The situation with slow takeoff means that historically unprecedented things will happen and it’s not clear what the correct course of action is for EA and AI safety. I’ve argued that targeted influence is already a significant risk due to the social media paradigm already being really good at human manipulation by default and due to major governments and militaries already being interested in the use of AI for information warfare. But that’s only one potential facet of the sovereignty-tradeoff problem and it’s only going to get more multifaceted from here; hence why we need more Rubys and Wentworths spending more hours on the problem.
These recent events have me thinking the opposite: policy and cooperation approaches to making AI go well are doomed – while many people are starting to take AI risk seriously, not enough are, and those who are worried will fail to restrain those who aren’t (where not being risked in a consequence of humans often being quite insane when incentives are at play). The hope lies in somehow developing enough useful AI theory that leading labs adopt and resultantly build an aligned AI even though they never believed they were going to cause AGI ruin.
And so maybe let’s just get everyone to focus on the technical stuff. Actually more doable than wrangling other people to not build unsafe stuff.
That largely depends on where AI safety’s talent has been going, and could go.
I’m thinking that most of the smarter quant thinkers have been doing AI alignment 8 hours a day and probably won’t succeed, especially without access to AI architectures that haven’t been invented yet, and most of the people research policy and cooperation weren’t our best.
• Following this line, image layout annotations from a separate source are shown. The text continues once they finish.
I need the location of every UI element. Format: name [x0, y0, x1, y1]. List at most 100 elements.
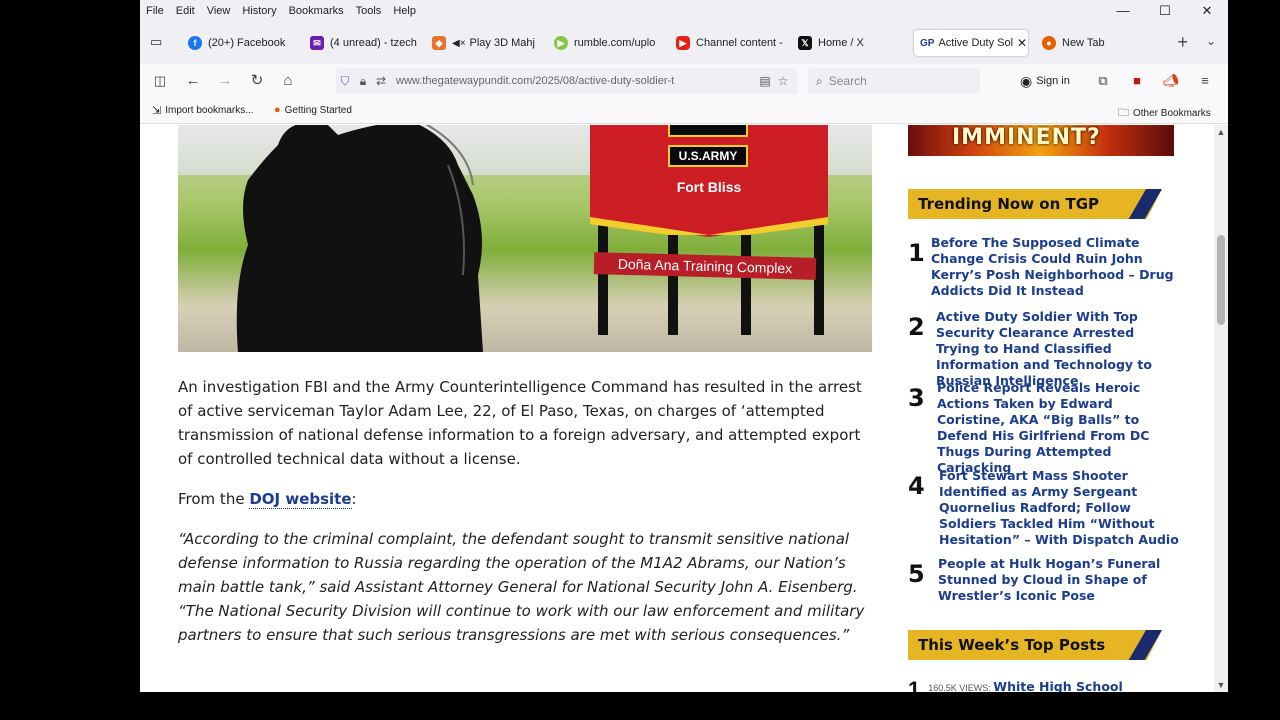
- getting-started-label: Getting Started: [284, 104, 352, 116]
- tab-active-gateway-pundit[interactable]: GP Active Duty Sol ✕: [914, 30, 1028, 56]
- article-paragraph: An investigation FBI and the Army Counte…: [178, 378, 862, 468]
- menu-file[interactable]: File: [140, 5, 170, 17]
- forward-button[interactable]: →: [215, 71, 235, 91]
- home-button[interactable]: ⌂: [278, 71, 298, 91]
- menu-history[interactable]: History: [236, 5, 282, 17]
- sign-badge-top: [668, 125, 748, 137]
- trending-number: 2: [908, 313, 925, 341]
- trending-link[interactable]: Fort Stewart Mass Shooter Identified as …: [939, 468, 1183, 548]
- trending-link[interactable]: Before The Supposed Climate Change Crisi…: [931, 235, 1175, 299]
- trending-title: Trending Now on TGP: [918, 195, 1100, 213]
- sign-post: [741, 225, 751, 335]
- tracking-protection-icon[interactable]: ⛉: [336, 74, 354, 89]
- import-icon: ⇲: [152, 105, 162, 117]
- tab-overflow-icon[interactable]: ⌄: [1206, 34, 1216, 48]
- folder-icon: 🗀︎: [1118, 107, 1129, 119]
- tab-rumble[interactable]: ▶ rumble.com/uplo: [554, 30, 660, 56]
- window-controls: — ☐ ✕: [1102, 0, 1228, 22]
- tab-new-tab[interactable]: ● New Tab: [1042, 30, 1142, 56]
- menu-hamburger-icon[interactable]: ≡: [1196, 72, 1214, 90]
- article-quote: “According to the criminal complaint, th…: [178, 530, 865, 644]
- header-stripe: [1128, 630, 1162, 660]
- page-scrollbar[interactable]: ▲ ▼: [1214, 125, 1228, 692]
- close-tab-icon[interactable]: ✕: [1017, 36, 1027, 50]
- menu-help[interactable]: Help: [387, 5, 422, 17]
- other-bookmarks-folder[interactable]: 🗀︎ Other Bookmarks: [1118, 104, 1211, 123]
- back-button[interactable]: ←: [183, 71, 203, 91]
- menu-bookmarks[interactable]: Bookmarks: [283, 5, 350, 17]
- extension-badge-icon[interactable]: ■: [1128, 72, 1146, 90]
- tab-youtube[interactable]: ▶ Channel content -: [676, 30, 784, 56]
- import-bookmarks-label: Import bookmarks...: [165, 105, 254, 116]
- sign-post: [668, 225, 678, 335]
- top-posts-header: This Week’s Top Posts: [908, 630, 1162, 660]
- top-posts-title: This Week’s Top Posts: [918, 636, 1106, 654]
- megaphone-icon[interactable]: 📣︎: [1162, 72, 1180, 90]
- web-page: U.S.ARMY Fort Bliss Doña Ana Training Co…: [140, 125, 1214, 692]
- url-bar[interactable]: ⛉ 🔒︎ ⇄ www.thegatewaypundit.com/2025/08/…: [336, 68, 798, 94]
- search-input[interactable]: ⌕ Search: [808, 68, 980, 94]
- top-post-item[interactable]: 1 160.5K VIEWS: White High School: [908, 677, 1123, 692]
- article-paragraph-source: From the DOJ website:: [178, 487, 872, 511]
- firefox-icon: ●: [1042, 36, 1056, 50]
- top-post-link[interactable]: White High School: [993, 679, 1123, 692]
- scroll-thumb[interactable]: [1217, 235, 1225, 325]
- account-icon: ◉: [1020, 72, 1033, 89]
- sidebar-toggle-icon[interactable]: ◫: [150, 71, 170, 91]
- tab-strip: ▭ f (20+) Facebook ✉ (4 unread) - tzech …: [140, 22, 1228, 64]
- trending-link[interactable]: Active Duty Soldier With Top Security Cl…: [936, 309, 1180, 389]
- tab-x[interactable]: 𝕏 Home / X: [798, 30, 904, 56]
- sign-post: [598, 225, 608, 335]
- mail-icon: ✉: [310, 36, 324, 50]
- sign-in-label: Sign in: [1036, 75, 1070, 87]
- getting-started-link[interactable]: ● Getting Started: [274, 104, 352, 116]
- navigation-toolbar: ◫ ← → ↻ ⌂ ⛉ 🔒︎ ⇄ www.thegatewaypundit.co…: [140, 64, 1228, 98]
- trending-link[interactable]: Police Report Reveals Heroic Actions Tak…: [937, 380, 1181, 476]
- import-bookmarks-link[interactable]: ⇲ Import bookmarks...: [152, 104, 254, 117]
- scroll-up-arrow[interactable]: ▲: [1214, 125, 1228, 139]
- menu-edit[interactable]: Edit: [170, 5, 201, 17]
- sign-post: [814, 225, 824, 335]
- promo-banner[interactable]: IMMINENT?: [908, 125, 1174, 156]
- close-window-button[interactable]: ✕: [1186, 0, 1228, 22]
- bookmarks-toolbar: ⇲ Import bookmarks... ● Getting Started …: [140, 98, 1228, 124]
- permissions-icon[interactable]: ⇄: [372, 74, 390, 88]
- tab-label: Active Duty Sol: [938, 37, 1014, 49]
- tab-list-icon[interactable]: ▭: [150, 34, 166, 50]
- fort-bliss-text: Fort Bliss: [676, 179, 742, 195]
- promo-text: IMMINENT?: [952, 125, 1101, 150]
- trending-number: 3: [908, 384, 925, 412]
- menu-tools[interactable]: Tools: [350, 5, 388, 17]
- trending-number: 1: [908, 239, 925, 267]
- tab-mail[interactable]: ✉ (4 unread) - tzech: [310, 30, 418, 56]
- bookmark-star-icon[interactable]: ☆: [774, 74, 792, 88]
- saluting-soldier-silhouette: [236, 125, 483, 352]
- tab-label: Home / X: [818, 37, 864, 49]
- sign-in-button[interactable]: ◉ Sign in: [1020, 70, 1070, 92]
- menu-view[interactable]: View: [201, 5, 237, 17]
- tab-mahjong[interactable]: ◆ ◀× Play 3D Mahj: [432, 30, 538, 56]
- new-tab-button[interactable]: +: [1177, 32, 1188, 53]
- trending-number: 4: [908, 472, 925, 500]
- tab-facebook[interactable]: f (20+) Facebook: [188, 30, 298, 56]
- lock-icon[interactable]: 🔒︎: [354, 74, 372, 89]
- extensions-icon[interactable]: ⧉: [1094, 72, 1112, 90]
- minimize-button[interactable]: —: [1102, 0, 1144, 22]
- trending-link[interactable]: People at Hulk Hogan’s Funeral Stunned b…: [938, 556, 1182, 604]
- doj-website-link[interactable]: DOJ website: [249, 490, 352, 509]
- top-post-views: 160.5K VIEWS:: [928, 683, 994, 692]
- maximize-button[interactable]: ☐: [1144, 0, 1186, 22]
- gp-icon: GP: [920, 37, 935, 49]
- article-hero-image: U.S.ARMY Fort Bliss Doña Ana Training Co…: [178, 125, 872, 352]
- firefox-icon: ●: [274, 104, 281, 116]
- muted-audio-icon[interactable]: ◀×: [452, 38, 466, 49]
- from-suffix: :: [351, 490, 357, 508]
- reload-button[interactable]: ↻: [247, 71, 267, 91]
- youtube-icon: ▶: [676, 36, 690, 50]
- scroll-down-arrow[interactable]: ▼: [1214, 678, 1228, 692]
- trending-number: 5: [908, 560, 925, 588]
- url-text[interactable]: www.thegatewaypundit.com/2025/08/active-…: [390, 75, 756, 87]
- reader-view-icon[interactable]: ▤: [756, 74, 774, 88]
- other-bookmarks-label: Other Bookmarks: [1133, 108, 1211, 119]
- from-prefix: From the: [178, 490, 250, 508]
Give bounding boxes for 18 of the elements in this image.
If our best quant thinkers are doing alignment research for 8 hours a day with systems that probably aren’t good enough to extrapolate to the crunch time systems, and our best thinkers haven’t been researching policy and coordination (e.g. historically unprecedented coordination takeoffs), then the expected hope from policy and coordination is much higher, and our best quant thinkers should be doing policy and coordination during this time period; even if we’re 4 years away, they can mostly do human research for freshman and sophomore year and go back to alignment research for junior and senior year. Same if we’re two years away.